Baez Also Addressed the Generational Gap
In one of the sharpest speeches of the night, Ms. Baez made room for both politics and levity. Before her riff on social justice, the folk singer opened strong with a joke, thanking the Rock Hall for bringing her career to the attention of young people, who “would have no clue who I am” without the honor. “My granddaughter had no clue who I was until I took her backstage at a Taylor Swift concert, where she got a selfie, an autograph, a T-shirt and newfound respect for her grandmother,” Ms. Baez said. (Ever humble, she left out the part of the story where she graced Ms. Swift’s stage with Julia Roberts.) Later, Ms. Baez, 76, referred to music’s journey “from vinyl to digital and everything in between — and back to vinyl.” And she told no lies: Ms. Swift’s “1989” LP is in stores now. J.C.
Snoop Dogg’s Tupac Tales
Before the all-star musical tribute to Tupac Shakur — which included a somewhat incongruous Alicia Keys piano medley of his hits followed by more fitting cameos from YG, T.I. (in full ’Pac regalia) and Treach of Naughty By Nature — Snoop Dogg did the inducting honors with intimate stories from the days of Death Row Records. He recalled meeting Tupac, whom he dubbed “the greatest rapper of all time,” at the wrap party for the film “Poetic Justice” in the early ’90s. “Pac passed me my first blunt,” Snoop said. “That’s right — Tupac is the one that got Snoop Dogg smoking blunts. I was a Zig-Zag man before that,” he added, in reference to the rolling paper brand. “We became very good friends quickly thereafter.”
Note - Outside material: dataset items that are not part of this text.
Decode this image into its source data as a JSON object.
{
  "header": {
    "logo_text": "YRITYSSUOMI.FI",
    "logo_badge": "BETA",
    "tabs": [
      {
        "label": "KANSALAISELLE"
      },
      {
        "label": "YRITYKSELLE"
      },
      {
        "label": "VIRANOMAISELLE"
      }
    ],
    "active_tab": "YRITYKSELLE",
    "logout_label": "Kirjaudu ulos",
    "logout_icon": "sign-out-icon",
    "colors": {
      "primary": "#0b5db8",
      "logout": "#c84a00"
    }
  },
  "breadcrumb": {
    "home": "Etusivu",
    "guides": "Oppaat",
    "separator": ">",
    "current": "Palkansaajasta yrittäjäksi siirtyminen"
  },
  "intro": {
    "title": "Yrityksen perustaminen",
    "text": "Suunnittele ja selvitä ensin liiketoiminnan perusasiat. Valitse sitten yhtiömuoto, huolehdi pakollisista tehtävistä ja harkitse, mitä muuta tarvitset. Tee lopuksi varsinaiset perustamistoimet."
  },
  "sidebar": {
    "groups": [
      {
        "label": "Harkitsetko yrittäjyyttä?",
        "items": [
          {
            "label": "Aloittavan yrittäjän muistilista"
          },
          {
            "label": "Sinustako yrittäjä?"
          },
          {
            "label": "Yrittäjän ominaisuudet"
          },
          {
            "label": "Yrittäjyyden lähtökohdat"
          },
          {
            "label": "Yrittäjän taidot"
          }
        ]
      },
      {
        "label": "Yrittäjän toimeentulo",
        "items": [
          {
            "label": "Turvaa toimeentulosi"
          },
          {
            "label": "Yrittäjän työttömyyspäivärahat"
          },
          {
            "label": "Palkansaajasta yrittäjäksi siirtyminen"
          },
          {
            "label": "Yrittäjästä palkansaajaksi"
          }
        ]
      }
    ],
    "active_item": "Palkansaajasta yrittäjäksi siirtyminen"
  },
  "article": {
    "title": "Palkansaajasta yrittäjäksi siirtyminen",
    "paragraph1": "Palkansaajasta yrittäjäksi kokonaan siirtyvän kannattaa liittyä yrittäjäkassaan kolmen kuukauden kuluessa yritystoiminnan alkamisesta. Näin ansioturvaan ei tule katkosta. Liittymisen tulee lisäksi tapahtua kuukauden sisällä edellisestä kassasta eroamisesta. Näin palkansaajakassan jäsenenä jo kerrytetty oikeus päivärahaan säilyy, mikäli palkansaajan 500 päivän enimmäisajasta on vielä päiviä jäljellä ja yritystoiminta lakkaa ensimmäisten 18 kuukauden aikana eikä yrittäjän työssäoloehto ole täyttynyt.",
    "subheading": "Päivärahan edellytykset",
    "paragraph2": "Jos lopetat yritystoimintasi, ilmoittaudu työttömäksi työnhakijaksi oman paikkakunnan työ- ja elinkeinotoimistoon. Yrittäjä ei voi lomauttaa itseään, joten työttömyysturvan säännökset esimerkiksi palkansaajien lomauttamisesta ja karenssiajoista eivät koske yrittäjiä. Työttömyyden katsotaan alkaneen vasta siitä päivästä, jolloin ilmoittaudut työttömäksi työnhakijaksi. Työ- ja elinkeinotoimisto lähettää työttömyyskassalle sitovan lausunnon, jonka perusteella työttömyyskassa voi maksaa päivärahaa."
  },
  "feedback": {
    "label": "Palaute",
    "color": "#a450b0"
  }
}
Snoop also recalled a vacation he and Tupac took to South America with their label boss Suge Knight. “Me and Pac was parasailing,” Snoop said, noting that he had just beat a murder charge. “You heard right: Snoop Dogg and Tupac parasailing together, with Suge Knight driving the boat.”
“Does anybody know what parasailing is?” the rapper asked the crowd. “’Cause we damn sure didn’t.” J.C.